Nicht nur die Bürger müssten jetzt Solidarität zeigen, sondern auch die Unternehmen.
Adidas-Vorstandschef Kasper Rorsted stellte mittlerweile klar, der Sportartikelkonzern wolle privaten Vermietern seiner Läden unverändert die Miete zahlen. „Nur im Ausnahmefall sind unsere Vermieter Privatpersonen; wir haben sie ausgenommen, sie werden ihre April-Miete wie gewohnt erhalten“, sagte Rorsted der „Frankfurter Allgemeinen Zeitung“. Die meisten eigenen Geschäfte würden von großen Immobilienvermarktern und Versicherungsfonds angemietet. Diese hätten für den vorläufigen Mietzahlungsstopp „überwiegend Verständnis gezeigt“.
T-Shirt verbrannt
Die Vizepräsidentin des Europäischen Parlaments, Katarina Barley, will sich dem Boykottaufruf aus den Sozialen Netzwerken anschließen und keine Sportartikel des Herstellers mehr kaufen. „Als globaler Konzern mit 3,2 Milliarden
Gewinn 2019 eine Schutzvorschrift für MieterInnen in Existenznot auszunutzen, ist schäbig“, schrieb die SPD-Politikerin auf Twitter.

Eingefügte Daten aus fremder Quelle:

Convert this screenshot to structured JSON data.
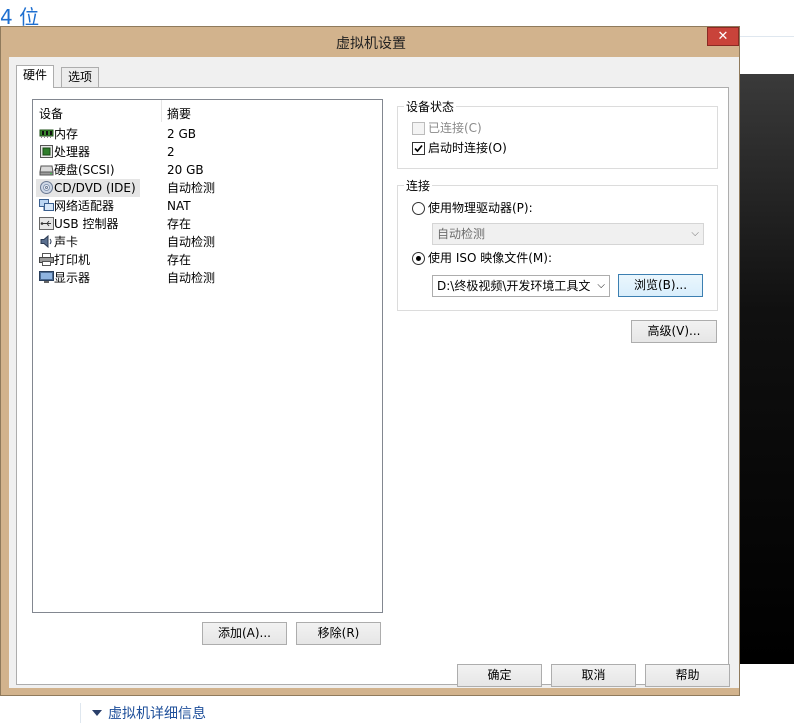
{
  "background": {
    "heading_text": "4 位",
    "bottom_link": "虚拟机详细信息"
  },
  "window": {
    "title": "虚拟机设置",
    "close_label": "✕"
  },
  "tabs": [
    {
      "label": "硬件",
      "active": true
    },
    {
      "label": "选项",
      "active": false
    }
  ],
  "device_list": {
    "columns": [
      "设备",
      "摘要"
    ],
    "rows": [
      {
        "name": "内存",
        "summary": "2 GB",
        "icon": "memory-icon"
      },
      {
        "name": "处理器",
        "summary": "2",
        "icon": "processor-icon"
      },
      {
        "name": "硬盘(SCSI)",
        "summary": "20 GB",
        "icon": "hard-disk-icon"
      },
      {
        "name": "CD/DVD (IDE)",
        "summary": "自动检测",
        "icon": "cd-dvd-icon",
        "selected": true
      },
      {
        "name": "网络适配器",
        "summary": "NAT",
        "icon": "network-adapter-icon"
      },
      {
        "name": "USB 控制器",
        "summary": "存在",
        "icon": "usb-icon"
      },
      {
        "name": "声卡",
        "summary": "自动检测",
        "icon": "sound-card-icon"
      },
      {
        "name": "打印机",
        "summary": "存在",
        "icon": "printer-icon"
      },
      {
        "name": "显示器",
        "summary": "自动检测",
        "icon": "display-icon"
      }
    ],
    "add_label": "添加(A)...",
    "remove_label": "移除(R)"
  },
  "device_status": {
    "group_label": "设备状态",
    "connected_label": "已连接(C)",
    "connected_checked": false,
    "connected_enabled": false,
    "connect_at_power_on_label": "启动时连接(O)",
    "connect_at_power_on_checked": true
  },
  "connection": {
    "group_label": "连接",
    "physical_drive_label": "使用物理驱动器(P):",
    "physical_drive_selected": false,
    "physical_drive_value": "自动检测",
    "iso_label": "使用 ISO 映像文件(M):",
    "iso_selected": true,
    "iso_path": "D:\\终极视频\\开发环境工具文",
    "browse_label": "浏览(B)..."
  },
  "advanced_label": "高级(V)...",
  "footer": {
    "ok_label": "确定",
    "cancel_label": "取消",
    "help_label": "帮助"
  },
  "colors": {
    "frame": "#d2b38d",
    "close_button": "#c9433a",
    "selection": "#e5e5e5"
  }
}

Besonders heftiger Protest kam vom SPD-Bundestagsabgeordneten Florian Post. Man habe die Regelung nicht dafür beschlossen, dass sich DAXKonzerne schadlos halten“, sagte er und veröffentlichte auf Instagram ein Video, das zeigt, wie er ein T-Shirt von Adidas verbrennt.
Hart ins Gericht mit den Unternehmen ging auch der Chef der Grünen-Bundestagsfraktion, Anton Hofreiter: „Es geht nicht, wenn man jetzt in der Krise seine Probleme auf dem Rücken anderer löst“, sagte er im Gespräch mit unserer Berliner Redaktion. Adidas und Co. würden gerade „Geiz statt Sportsgeist“offenbaren, klagte der frühere GrünenChef Cem Özdemir. „Man muss nicht alles ausnutzen was geht.“„Nicht alles was legal ist, ist auch legitim“, kritisierte FDP-Finanzexperte Otto Fricke das Verhalten der größeren Unternehmen.